Potent topical corticosteroids should be used during pregnancy only if the benefit justifies the risk, in the smallest quantity for the shortest duration.

Avoid application to the breast during breastfeeding.

How to get a Diprosalic prescription in the UK

Diprosalic is a prescription-only medicine. Your GP can prescribe it following clinical assessment of your skin condition.

If you have moderate to severe or widespread psoriasis, your GP may refer you to an NHS dermatologist for a specialist treatment plan.

Authorised online prescribers registered with the General Pharmaceutical Council (GPhC) can also issue prescriptions following an appropriate clinical assessment.

The standard NHS prescription charge in England is currently 9.90 pounds per item; prescriptions are free in Scotland, Wales, and Northern Ireland.

Managing psoriasis long term

Psoriasis is a long-term condition with a relapsing and remitting course. Diprosalic is designed for short-term flare management, not continuous daily use.

Between flares, maintain the skin with regular emollient use, consider maintenance topical therapy with vitamin D analogues (calcipotriol, calcitriol), and address known triggers including stress, infections, skin trauma, excessive alcohol, and smoking.

NICE recommends that patients with psoriasis have access to specialist review at least annually if disease is moderate to severe, and more frequently during active flares.

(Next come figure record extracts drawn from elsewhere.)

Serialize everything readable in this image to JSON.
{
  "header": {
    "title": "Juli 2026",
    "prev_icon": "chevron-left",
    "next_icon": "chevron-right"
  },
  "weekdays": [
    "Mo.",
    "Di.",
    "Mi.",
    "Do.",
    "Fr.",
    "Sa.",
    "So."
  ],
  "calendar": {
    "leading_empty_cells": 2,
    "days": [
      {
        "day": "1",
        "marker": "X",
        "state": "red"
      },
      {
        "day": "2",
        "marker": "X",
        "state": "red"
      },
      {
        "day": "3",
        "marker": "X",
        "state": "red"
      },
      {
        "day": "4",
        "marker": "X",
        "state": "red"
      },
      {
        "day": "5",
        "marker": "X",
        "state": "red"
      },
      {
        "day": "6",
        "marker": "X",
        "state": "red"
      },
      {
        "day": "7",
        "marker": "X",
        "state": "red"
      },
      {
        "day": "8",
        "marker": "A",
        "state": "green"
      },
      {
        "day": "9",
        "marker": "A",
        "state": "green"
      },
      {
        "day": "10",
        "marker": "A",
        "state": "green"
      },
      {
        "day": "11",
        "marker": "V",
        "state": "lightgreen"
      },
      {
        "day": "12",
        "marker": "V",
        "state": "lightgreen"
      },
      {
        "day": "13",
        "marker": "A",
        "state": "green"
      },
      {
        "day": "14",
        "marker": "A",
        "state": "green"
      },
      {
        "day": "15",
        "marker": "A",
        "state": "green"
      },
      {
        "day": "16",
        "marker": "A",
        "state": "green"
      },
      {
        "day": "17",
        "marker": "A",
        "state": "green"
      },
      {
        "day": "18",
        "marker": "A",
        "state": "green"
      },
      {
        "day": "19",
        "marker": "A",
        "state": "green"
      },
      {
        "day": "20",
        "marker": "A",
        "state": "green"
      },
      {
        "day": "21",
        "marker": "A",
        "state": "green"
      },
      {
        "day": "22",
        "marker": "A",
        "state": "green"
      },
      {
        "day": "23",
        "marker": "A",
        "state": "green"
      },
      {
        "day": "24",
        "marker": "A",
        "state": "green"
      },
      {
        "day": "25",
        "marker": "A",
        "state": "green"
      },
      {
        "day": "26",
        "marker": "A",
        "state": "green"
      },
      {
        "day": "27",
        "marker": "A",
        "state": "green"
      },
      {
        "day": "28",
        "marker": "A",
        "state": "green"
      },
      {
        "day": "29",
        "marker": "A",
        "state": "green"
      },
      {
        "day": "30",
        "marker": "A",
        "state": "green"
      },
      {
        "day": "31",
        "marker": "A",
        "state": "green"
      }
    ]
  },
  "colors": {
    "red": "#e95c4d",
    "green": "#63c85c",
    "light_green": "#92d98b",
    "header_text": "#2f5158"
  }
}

When to seek further medical advice

See your GP if your psoriasis or eczema is worsening despite treatment, if you notice skin thinning or stretch marks from topical corticosteroid use, or if you are uncertain about which treatments to use and when.

Seek urgent medical attention if you develop generalised pustular psoriasis (widespread pustules with fever and systemic illness) or erythroderma (redness covering most of the body surface), as these are medical emergencies.

Contact NHS 111 for advice on skin concerns outside GP hours.